When we hope in God, we put our trust in His sovereign plan above what our circumstances tell us. 

Romans 8:23–35 explains it this way: “But hope that is seen is no hope at all. Who hopes for what they already have? But if we hope for what we do not yet have, we wait for it patiently.” Paul is speaking of our future reward and the things that “God has prepared for those who love him” (1 Corinthians 2:9).

If we redefine Optimism then!

Optimism (Proverbs 4:23; Luke 21:18; John 16:33; Romans 8:25; 28; 15:13; Colossians 3:1-4) combines hope and faith into synergy (the combination supercharges and become more than just the sum of its parts) to be positive for Christ. It is heartfelt confidence that everything will come out for the best, no matter what happens, as Paul proclaimed. It will help us to think the best of and be positive with people and all situations, even if we are proven wrong.

Regardless of what may happen in this life, we know that God sees, cares, and will “wipe every tear from our eyes” when we are forever with Him (Revelation 21:4).

 That confidence can give us an optimistic outlook, even in difficult circumstances. Biblical optimism does not place so much emphasis on earthly events. It can accept difficult circumstances because it believes that “all things work together for good to those who love God and are called according to His purpose” (Romans 8:28). Godly hope looks beyond what we understand to view life from God’s perspective.

God designed us to live with hope. 

Psalm 43:5 says, “Why, my soul, are you downcast? Why so disturbed within me? Put your hope in God, for I will yet praise him, my Savior and my God. 

Optimism is a choice. When we choose to trust God for everything, we can rest in His promises to take care of us the way He sees fit (Philippians 4:19; Luke 12:30–31). 

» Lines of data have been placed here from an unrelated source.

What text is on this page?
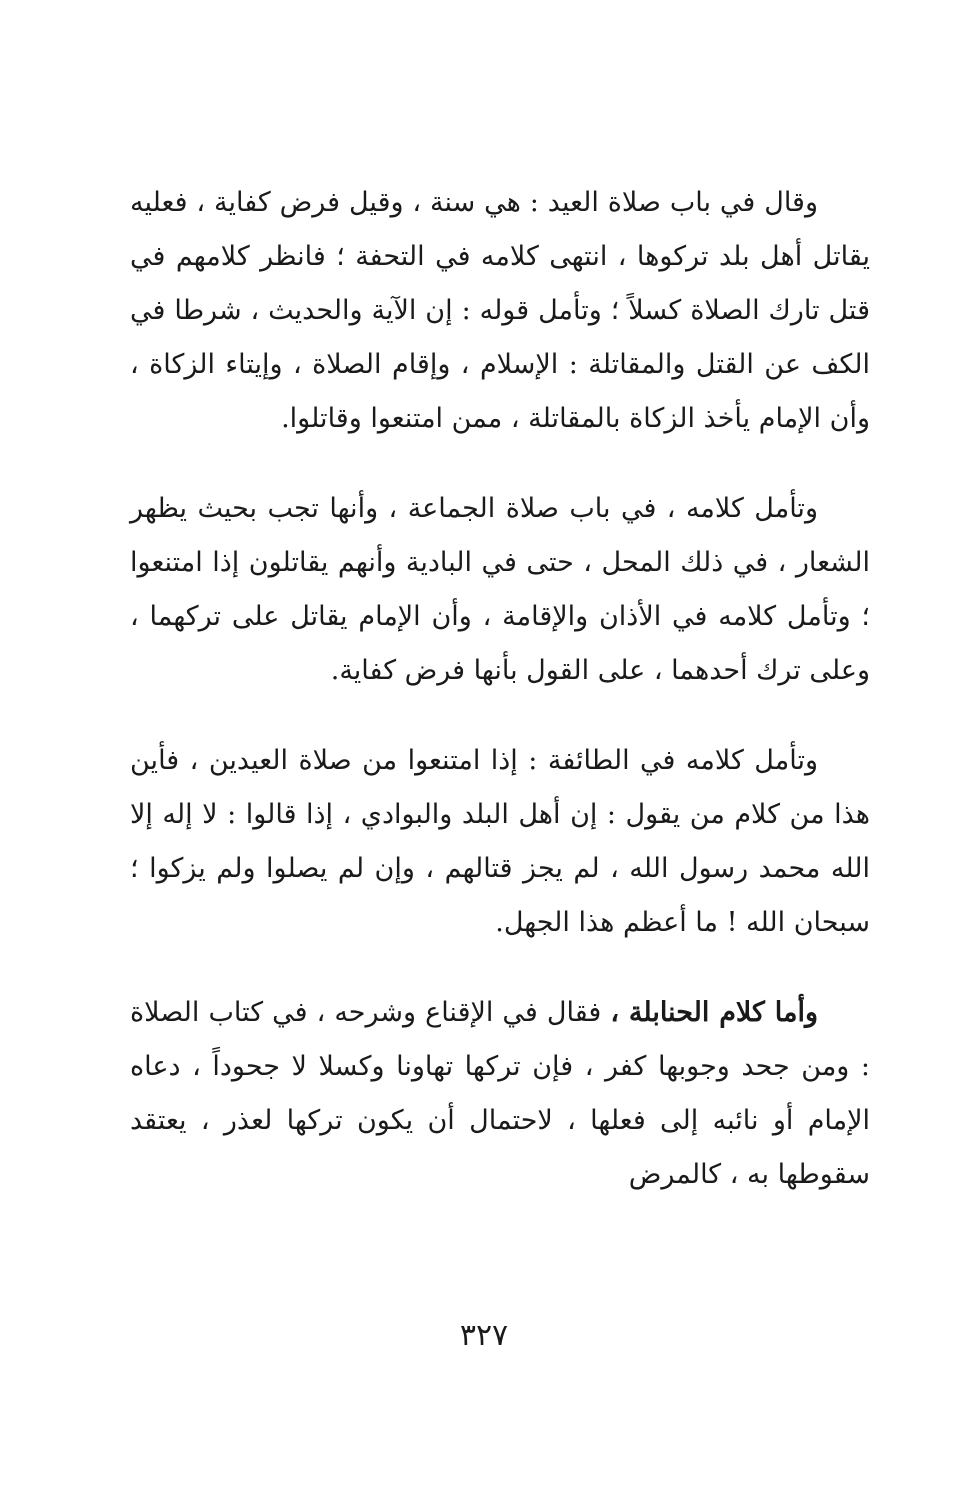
وقال في باب صلاة العيد : هي سنة ، وقيل فرض كفاية ، فعليه يقاتل أهل بلد تركوها ، انتهى كلامه في التحفة ؛ فانظر كلامهم في قتل تارك الصلاة كسلاً ؛ وتأمل قوله : إن الآية والحديث ، شرطا في الكف عن القتل والمقاتلة : الإسلام ، وإقام الصلاة ، وإيتاء الزكاة ، وأن الإمام يأخذ الزكاة بالمقاتلة ، ممن امتنعوا وقاتلوا.

وتأمل كلامه ، في باب صلاة الجماعة ، وأنها تجب بحيث يظهر الشعار ، في ذلك المحل ، حتى في البادية وأنهم يقاتلون إذا امتنعوا ؛ وتأمل كلامه في الأذان والإقامة ، وأن الإمام يقاتل على تركهما ، وعلى ترك أحدهما ، على القول بأنها فرض كفاية.

وتأمل كلامه في الطائفة : إذا امتنعوا من صلاة العيدين ، فأين هذا من كلام من يقول : إن أهل البلد والبوادي ، إذا قالوا : لا إله إلا الله محمد رسول الله ، لم يجز قتالهم ، وإن لم يصلوا ولم يزكوا ؛ سبحان الله ! ما أعظم هذا الجهل.

وأما كلام الحنابلة ، فقال في الإقناع وشرحه ، في كتاب الصلاة : ومن جحد وجوبها كفر ، فإن تركها تهاونا وكسلا لا جحوداً ، دعاه الإمام أو نائبه إلى فعلها ، لاحتمال أن يكون تركها لعذر ، يعتقد سقوطها به ، كالمرض

٣٢٧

We can “cast our care upon him” (1 Peter 5:7), “let our requests be made known unto God” (Philippians 4:6), and accept His “peace that passes all understanding” (Philippians 4:7). 
Knowing that we have a loving heavenly Father who desires to care for us and provide for us should give every child of God a reason for true optimism (Matthew 6:8; Luke 12:29–31).

  1. How would you define Optimism? Are you a person who is positive with your outlook? Why, or why not?
  2. When would there be an occasion to distrust a person or situation?
  3. How does being Pessimistic counteract Optimism? What is the cost to others (God, family, friends, neighbours, church, workplace, etc.) when you are a negative person?
  4. What happens to your relationship with God, with others, and with the opportunities God gives you, when you are negative?
  5. When have you been filled with Optimism the most?
  6. In what situation did you fail to be positive when you should have been?
  7. What issue is in your life that would improve with more Optimism? Are you willing to be a passionate person?